Carbon dioxide can be used to avoid carbon emissions, as long as it is produced "green" or "pink". "Green" hydrogen, produced from renewable energy, is recognized as eligible by all EU countries. The situation is different for "pink" hydrogen, generated by nuclear power, which some countries such as Austria, Germany, the Netherlands, Luxembourg and Spain reject as dangerous and negative. For other countries such as France, Finland, the Czech Republic, Hungary or Bulgaria, nuclear energy is indispensable and ecologically valuable. Such internal controversies are unknown or overcome in China, the USA, India, Russia, Japan or South Korea. Work on small, modular nuclear reactors has long been underway there, which also serve the local availability of hydrogen. These global developments will shape future climate solutions.
Consequences of the war
The war in Eastern Europe and the disruption of the trade flows have put storable H2 at center stage, especially in Europe, which has been hit hard by shortages and rising prices. The search for alternatives to Russian gas has been joined by a frenetic quest to find new sources of hydrogen. Political reservations were thrown overboard and even far-flung production opportunities for green hydrogen, such as in South Africa, America and countries like Namibia, Morocco, UAE, Saudi Arabia, Canada or Chile are being pursued. At the same time, the U.S. has made significant progress with the Inflation Reduction Act (IRA, 2022), the USA has cleverly simplified its production regime, so that half the world is already diverting investment capital to the USA, especially since "pink" hydrogen is also tax-privileged there. This stimulates new applications and puts pressure on the EU to act. When hydrogen is shipped, among other things as ammonia, there are considerable "friction losses" due to transport costs and time, for example, marine pollution and shrinkage. It would stand to reason to move industry to green hydrogen production sites in the deserts of Namibia, Chile, or the UAE, or to avoid long transports through trade-offs.
Many open questions
Hypes and ideological attitudes make any forecast for H2 difficult: For example, will France become the main producer of cheap hydrogen, which will then, among other things, power H2 airplanes? If it is possible to provide affordable CO2-free H2, will Europe's blast furnaces actually use it, even if it does not provide the same product quality as natural gas? Will the West's economic war with Russia continue?
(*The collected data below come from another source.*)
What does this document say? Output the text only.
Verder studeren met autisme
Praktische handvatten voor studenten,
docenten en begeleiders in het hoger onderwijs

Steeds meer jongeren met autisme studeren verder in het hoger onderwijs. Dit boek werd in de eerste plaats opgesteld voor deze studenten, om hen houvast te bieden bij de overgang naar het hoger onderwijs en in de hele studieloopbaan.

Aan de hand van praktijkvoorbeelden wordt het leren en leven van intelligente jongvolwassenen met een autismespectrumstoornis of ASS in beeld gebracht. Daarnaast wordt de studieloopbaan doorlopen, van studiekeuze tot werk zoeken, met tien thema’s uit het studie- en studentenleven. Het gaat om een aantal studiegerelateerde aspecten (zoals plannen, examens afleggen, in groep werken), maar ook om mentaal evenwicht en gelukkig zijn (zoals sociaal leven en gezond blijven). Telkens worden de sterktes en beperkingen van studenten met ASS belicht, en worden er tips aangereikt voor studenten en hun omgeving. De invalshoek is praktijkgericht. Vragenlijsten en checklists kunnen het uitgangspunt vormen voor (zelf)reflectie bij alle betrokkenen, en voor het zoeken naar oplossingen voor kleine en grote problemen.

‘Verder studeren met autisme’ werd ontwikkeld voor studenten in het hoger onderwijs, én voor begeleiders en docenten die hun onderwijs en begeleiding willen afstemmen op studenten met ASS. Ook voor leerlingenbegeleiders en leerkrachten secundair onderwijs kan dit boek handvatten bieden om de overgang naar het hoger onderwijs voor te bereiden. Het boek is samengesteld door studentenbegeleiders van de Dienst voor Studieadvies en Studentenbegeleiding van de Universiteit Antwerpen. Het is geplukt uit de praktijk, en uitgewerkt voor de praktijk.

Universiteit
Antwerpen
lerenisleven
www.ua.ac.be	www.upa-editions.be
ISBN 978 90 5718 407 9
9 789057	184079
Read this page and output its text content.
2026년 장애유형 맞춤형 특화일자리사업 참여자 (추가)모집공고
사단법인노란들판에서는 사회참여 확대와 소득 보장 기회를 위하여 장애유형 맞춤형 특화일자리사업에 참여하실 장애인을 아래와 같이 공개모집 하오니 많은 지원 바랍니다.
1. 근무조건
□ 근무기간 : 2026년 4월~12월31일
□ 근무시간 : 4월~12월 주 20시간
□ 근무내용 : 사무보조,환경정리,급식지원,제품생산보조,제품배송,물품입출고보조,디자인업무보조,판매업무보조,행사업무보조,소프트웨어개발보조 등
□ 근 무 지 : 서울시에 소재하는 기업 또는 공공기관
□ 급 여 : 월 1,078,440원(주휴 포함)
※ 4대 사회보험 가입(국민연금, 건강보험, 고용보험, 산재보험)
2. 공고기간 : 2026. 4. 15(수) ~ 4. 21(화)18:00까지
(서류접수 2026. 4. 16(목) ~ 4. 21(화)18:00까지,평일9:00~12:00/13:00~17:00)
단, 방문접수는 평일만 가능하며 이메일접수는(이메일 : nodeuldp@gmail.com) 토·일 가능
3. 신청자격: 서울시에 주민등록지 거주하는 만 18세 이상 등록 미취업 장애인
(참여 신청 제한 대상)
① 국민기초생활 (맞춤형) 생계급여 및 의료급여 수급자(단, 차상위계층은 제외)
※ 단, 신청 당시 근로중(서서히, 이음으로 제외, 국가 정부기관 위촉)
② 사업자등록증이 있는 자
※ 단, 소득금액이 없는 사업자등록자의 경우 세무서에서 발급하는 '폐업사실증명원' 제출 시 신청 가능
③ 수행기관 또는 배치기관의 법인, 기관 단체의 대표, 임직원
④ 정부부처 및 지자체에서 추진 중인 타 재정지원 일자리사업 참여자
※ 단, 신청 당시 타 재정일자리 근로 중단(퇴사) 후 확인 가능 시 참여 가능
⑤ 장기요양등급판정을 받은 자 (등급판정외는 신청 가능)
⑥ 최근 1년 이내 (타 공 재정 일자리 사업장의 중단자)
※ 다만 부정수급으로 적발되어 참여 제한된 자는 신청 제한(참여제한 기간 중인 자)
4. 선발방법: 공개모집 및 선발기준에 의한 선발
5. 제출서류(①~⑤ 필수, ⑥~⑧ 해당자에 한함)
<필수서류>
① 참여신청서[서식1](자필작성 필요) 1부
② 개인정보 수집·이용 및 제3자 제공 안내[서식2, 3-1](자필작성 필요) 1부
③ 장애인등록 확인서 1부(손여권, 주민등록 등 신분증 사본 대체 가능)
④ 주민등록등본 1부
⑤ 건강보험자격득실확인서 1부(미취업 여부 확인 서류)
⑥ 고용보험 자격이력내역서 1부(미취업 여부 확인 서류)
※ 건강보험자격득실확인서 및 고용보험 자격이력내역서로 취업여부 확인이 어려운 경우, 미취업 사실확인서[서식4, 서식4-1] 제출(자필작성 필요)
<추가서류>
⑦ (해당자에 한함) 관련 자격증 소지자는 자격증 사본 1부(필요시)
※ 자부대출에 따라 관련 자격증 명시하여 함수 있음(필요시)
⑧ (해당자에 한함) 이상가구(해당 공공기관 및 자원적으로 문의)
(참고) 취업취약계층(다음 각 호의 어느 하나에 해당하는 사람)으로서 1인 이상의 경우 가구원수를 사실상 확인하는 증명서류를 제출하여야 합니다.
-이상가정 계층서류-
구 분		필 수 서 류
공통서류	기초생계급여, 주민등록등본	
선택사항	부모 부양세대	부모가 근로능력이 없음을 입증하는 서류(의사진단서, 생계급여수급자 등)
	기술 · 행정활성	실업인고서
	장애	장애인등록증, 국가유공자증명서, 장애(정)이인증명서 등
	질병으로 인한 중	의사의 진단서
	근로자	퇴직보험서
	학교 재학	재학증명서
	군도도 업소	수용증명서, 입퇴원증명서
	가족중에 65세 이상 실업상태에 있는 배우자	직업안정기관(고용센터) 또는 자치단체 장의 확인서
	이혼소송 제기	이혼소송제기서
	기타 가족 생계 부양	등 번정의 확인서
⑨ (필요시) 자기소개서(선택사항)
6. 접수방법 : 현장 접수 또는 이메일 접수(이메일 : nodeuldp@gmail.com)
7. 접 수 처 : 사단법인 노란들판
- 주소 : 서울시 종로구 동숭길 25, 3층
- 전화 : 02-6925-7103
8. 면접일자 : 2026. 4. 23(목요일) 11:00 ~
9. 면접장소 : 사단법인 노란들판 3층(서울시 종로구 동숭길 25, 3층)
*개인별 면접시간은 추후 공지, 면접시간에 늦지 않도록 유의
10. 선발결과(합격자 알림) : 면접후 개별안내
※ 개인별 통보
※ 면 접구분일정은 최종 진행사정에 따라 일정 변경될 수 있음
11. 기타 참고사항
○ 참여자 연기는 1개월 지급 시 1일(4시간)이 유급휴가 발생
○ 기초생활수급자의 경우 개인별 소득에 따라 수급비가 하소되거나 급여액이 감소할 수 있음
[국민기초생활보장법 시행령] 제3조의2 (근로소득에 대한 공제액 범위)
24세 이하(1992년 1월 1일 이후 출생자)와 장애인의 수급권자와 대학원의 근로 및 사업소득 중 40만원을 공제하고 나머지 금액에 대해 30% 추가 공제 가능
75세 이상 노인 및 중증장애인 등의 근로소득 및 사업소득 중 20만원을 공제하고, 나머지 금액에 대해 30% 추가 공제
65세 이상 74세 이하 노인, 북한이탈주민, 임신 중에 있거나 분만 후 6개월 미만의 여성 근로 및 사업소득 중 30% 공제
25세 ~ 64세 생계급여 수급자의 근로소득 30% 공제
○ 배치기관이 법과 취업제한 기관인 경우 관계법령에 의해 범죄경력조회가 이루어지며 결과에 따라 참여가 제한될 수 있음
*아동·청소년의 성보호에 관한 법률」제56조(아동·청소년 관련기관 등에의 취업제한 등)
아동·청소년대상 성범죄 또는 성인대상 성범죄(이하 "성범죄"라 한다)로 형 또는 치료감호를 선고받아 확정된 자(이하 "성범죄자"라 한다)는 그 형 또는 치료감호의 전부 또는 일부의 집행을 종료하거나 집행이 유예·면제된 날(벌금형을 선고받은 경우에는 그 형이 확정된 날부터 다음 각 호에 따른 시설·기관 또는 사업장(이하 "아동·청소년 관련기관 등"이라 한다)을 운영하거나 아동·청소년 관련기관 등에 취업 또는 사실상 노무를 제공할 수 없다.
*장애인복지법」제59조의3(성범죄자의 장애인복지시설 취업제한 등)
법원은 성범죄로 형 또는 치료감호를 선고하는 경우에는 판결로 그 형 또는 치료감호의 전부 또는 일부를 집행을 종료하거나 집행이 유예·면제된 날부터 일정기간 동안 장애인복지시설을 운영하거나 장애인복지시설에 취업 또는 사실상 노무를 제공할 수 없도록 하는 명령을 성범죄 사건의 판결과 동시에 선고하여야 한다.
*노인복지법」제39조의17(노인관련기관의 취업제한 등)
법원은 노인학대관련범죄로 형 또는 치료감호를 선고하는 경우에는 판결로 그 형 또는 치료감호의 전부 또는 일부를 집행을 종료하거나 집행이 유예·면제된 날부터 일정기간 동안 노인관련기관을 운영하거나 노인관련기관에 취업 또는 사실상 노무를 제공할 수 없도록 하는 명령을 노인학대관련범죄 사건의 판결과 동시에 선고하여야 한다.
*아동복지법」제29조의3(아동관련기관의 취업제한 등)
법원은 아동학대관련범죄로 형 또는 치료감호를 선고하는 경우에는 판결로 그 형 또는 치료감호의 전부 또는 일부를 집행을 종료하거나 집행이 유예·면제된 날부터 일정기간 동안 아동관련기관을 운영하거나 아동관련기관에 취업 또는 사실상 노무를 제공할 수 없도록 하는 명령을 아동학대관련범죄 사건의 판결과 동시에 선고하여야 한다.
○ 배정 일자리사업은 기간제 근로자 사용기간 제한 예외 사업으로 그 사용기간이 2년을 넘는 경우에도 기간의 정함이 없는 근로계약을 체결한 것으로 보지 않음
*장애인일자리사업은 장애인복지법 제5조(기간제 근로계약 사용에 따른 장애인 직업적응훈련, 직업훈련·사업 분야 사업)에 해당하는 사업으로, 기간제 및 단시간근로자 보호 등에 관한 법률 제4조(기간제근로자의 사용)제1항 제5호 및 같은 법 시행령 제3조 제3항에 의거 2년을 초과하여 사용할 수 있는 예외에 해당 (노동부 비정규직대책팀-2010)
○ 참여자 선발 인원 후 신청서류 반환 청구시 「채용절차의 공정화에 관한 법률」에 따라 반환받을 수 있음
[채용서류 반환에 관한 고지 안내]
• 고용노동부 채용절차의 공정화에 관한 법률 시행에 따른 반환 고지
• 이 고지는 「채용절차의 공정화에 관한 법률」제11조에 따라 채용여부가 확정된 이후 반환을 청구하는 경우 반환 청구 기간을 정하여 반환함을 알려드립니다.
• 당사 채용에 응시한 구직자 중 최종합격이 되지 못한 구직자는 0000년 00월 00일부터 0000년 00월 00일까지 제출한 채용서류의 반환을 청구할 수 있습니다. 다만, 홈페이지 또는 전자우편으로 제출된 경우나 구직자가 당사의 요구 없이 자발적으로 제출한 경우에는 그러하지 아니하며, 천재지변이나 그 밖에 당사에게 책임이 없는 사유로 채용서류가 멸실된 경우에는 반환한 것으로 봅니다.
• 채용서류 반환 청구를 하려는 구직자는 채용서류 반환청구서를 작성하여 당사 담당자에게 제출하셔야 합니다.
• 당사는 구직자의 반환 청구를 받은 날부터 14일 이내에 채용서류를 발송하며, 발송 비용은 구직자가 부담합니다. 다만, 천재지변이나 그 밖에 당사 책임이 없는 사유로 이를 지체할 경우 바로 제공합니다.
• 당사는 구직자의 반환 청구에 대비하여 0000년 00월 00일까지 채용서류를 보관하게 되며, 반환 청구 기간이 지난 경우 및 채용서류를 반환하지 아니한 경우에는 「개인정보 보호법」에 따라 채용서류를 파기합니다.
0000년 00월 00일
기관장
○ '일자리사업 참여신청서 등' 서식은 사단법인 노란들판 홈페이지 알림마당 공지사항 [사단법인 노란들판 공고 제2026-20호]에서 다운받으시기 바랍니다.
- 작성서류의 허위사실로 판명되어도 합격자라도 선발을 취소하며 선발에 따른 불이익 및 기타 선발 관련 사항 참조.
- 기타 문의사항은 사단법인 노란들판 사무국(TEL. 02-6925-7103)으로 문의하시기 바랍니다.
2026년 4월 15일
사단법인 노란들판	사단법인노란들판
Will its effects be containable or will there be an escalation of war and sanctions that slows the shift away from fossil energy and the advance of hydrogen? How will people react to the first major H2 explosion accident? Will some, as with the tsunami that damaged the Fukushima power plant and sealed Germany's "nuclear phase-out", suddenly want to "get out" of hydrogen? In any case, it is worthwhile to follow the role and legal regulation of hydrogen, not least the underexposed landscape of the French hydrogen industry.